Tortoli – Die Symbolik stimmte: Der «Gorilla» mit der Starnummer 100 gewann die 2. Etappe des 100. Giro d’Italia und trug zum ersten Mal in seinem Leben das Spitzenreiter-Trikot einer großen Landesrundfahrt.
André Greipel konnte sein Glück als Schnellster im Ziel in Tortoli kaum fassen. Er fühle sich an Kindertage erinnert, an denen er von solch einem Erfolg geträumt hatte, sagte der 34-Jährige. Den Sieg widmete er seiner schwerkranken Mutter in Rostock.
«Der Gorilla brüllt in Rosa – zum ersten Mal», überschrieb der Veranstalter seine Pressemitteilung am Nachmittag. «Für mein Team und besonders für mich war das sehr speziell», hatte Greipel am Samstag nach dem Coup gesagt.
«Es gibt nur wenig Chancen in der Karriere, als Sprinter ein Leader-Trikot einer großen Länderrundfahrt zu holen. Man spürt hier in Italien eine regelrechte Euphorie, besonders wegen des 100. Jubiläums. Sie sind in den Radsport verliebt – das ist eine unglaubliche Atmosphäre», erklärte der Mann in Rosa stolz. Auf dem Siegerpodest spritzte er im Konfetti-Regen nach Formel-1-Manier mit Prosecco. Auf seinen Wangen leuchteten in der Sonne die roten Lippenabdrücke der Hostessen nach den Siegerküsse.
Nach der erfolgreichen Mission «Siebter Etappensieg» herzte der bullige Rostocker seine Teamkollegen im roten Lotto-Soudal-Dress. «André ist ein sympathischer Mensch und anerkannter Kapitän. Alle im Team schauen zu ihm auf und machen, was er sagt», lobte ihn sein Team-Manager Marc Sergeant. In einem dreiteiligen Video, womit er auch der öffentlichen Wahrnehmung seiner Person auf die Sprünge helfen will, charakterisierte sich Greipel als Mann mit zwei Gesichtern: impulsiv bei der Arbeit auf dem Rad, ganz brav und lieb als Familienvater zu Hause.
Der dreimalige deutsche Straßenmeister, der manchmal auf den ersten Blick ein bisschen spröde und einsilbig wirkt – zumal im Vergleich zu «Sonnyboy» Marcel Kittel -, ist die Verlässlichkeit in Person.
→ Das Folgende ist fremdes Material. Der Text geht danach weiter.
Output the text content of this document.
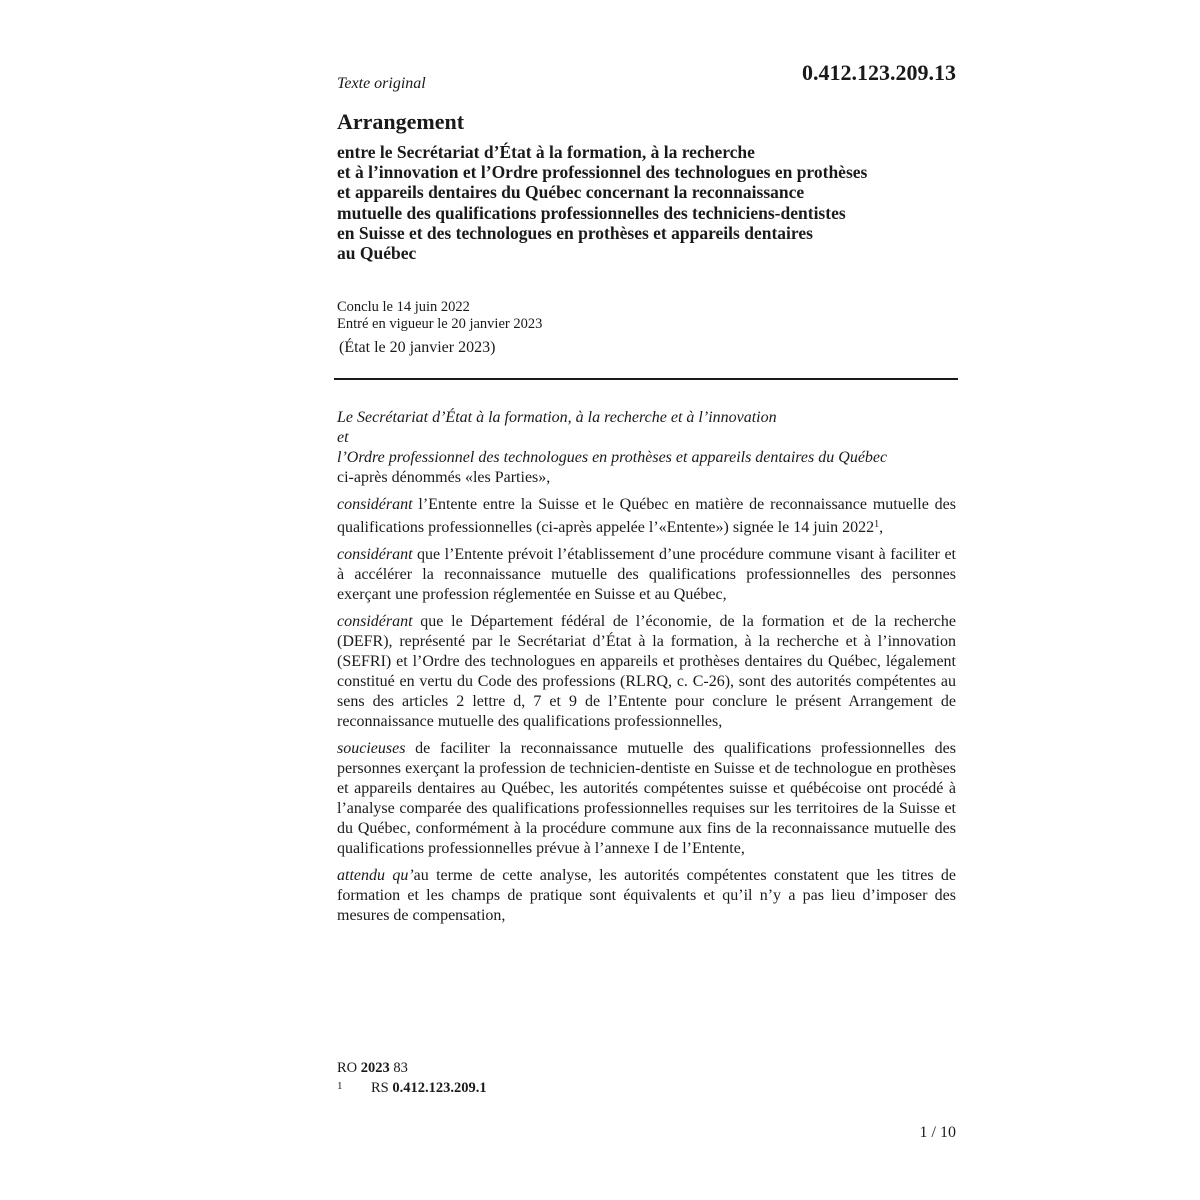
0.412.123.209.13
Texte original
Arrangement
entre le Secrétariat d’État à la formation, à la recherche
et à l’innovation et l’Ordre professionnel des technologues en prothèses
et appareils dentaires du Québec concernant la reconnaissance
mutuelle des qualifications professionnelles des techniciens-dentistes
en Suisse et des technologues en prothèses et appareils dentaires
au Québec
Conclu le 14 juin 2022
Entré en vigueur le 20 janvier 2023
(État le 20 janvier 2023)
Le Secrétariat d’État à la formation, à la recherche et à l’innovation
et
l’Ordre professionnel des technologues en prothèses et appareils dentaires du Québec
ci-après dénommés «les Parties»,

considérant l’Entente entre la Suisse et le Québec en matière de reconnaissance mutuelle des qualifications professionnelles (ci-après appelée l’«Entente») signée le 14 juin 2022$^1$,

considérant que l’Entente prévoit l’établissement d’une procédure commune visant à faciliter et à accélérer la reconnaissance mutuelle des qualifications professionnelles des personnes exerçant une profession réglementée en Suisse et au Québec,

considérant que le Département fédéral de l’économie, de la formation et de la recherche (DEFR), représenté par le Secrétariat d’État à la formation, à la recherche et à l’innovation (SEFRI) et l’Ordre des technologues en appareils et prothèses dentaires du Québec, légalement constitué en vertu du Code des professions (RLRQ, c. C-26), sont des autorités compétentes au sens des articles 2 lettre d, 7 et 9 de l’Entente pour conclure le présent Arrangement de reconnaissance mutuelle des qualifications professionnelles,

soucieuses de faciliter la reconnaissance mutuelle des qualifications professionnelles des personnes exerçant la profession de technicien-dentiste en Suisse et de technologue en prothèses et appareils dentaires au Québec, les autorités compétentes suisse et québécoise ont procédé à l’analyse comparée des qualifications professionnelles requises sur les territoires de la Suisse et du Québec, conformément à la procédure commune aux fins de la reconnaissance mutuelle des qualifications professionnelles prévue à l’annexe I de l’Entente,

attendu qu’au terme de cette analyse, les autorités compétentes constatent que les titres de formation et les champs de pratique sont équivalents et qu’il n’y a pas lieu d’imposer des mesures de compensation,

RO 2023 83
1 RS 0.412.123.209.1
1 / 10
Zusammengerechnet gewann der in Hürth lebende Rostocker bisher beim Giro (7), der Tour de France (11) und Vuelta (4) 22 Etappen. Den nächsten großen Coup plant er bei der am 1. Juli in Düsseldorf startenden Tour. Dafür wird er den Giro – der längeren Erholungszeit wegen – wohl spätestens zu Beginn der letzten, harten Woche in den Dolomiten verlassen.
Die Italien-Rundfahrt hatte am Freitag mit einer herben Enttäuschung für Greipel begonnen. Im Ziel der Auftakt-Etappe in Olbia hatte ihm und den anderen Topsprintern der freche Österreicher Lukas Pöstlberger vom Bora-hansgrohe-Team die Show gestohlen. Einen Tag später lief alles besser. Greipel holte als 23. deutscher Radprofi das Maglia Rosa, das zuletzt im vergangenen Jahr Kittel getragen hatte. Sein vermeintlicher gefährlichster Rivale Caleb Ewen rutschte im wilden Schlussspurt aus den Pedalen.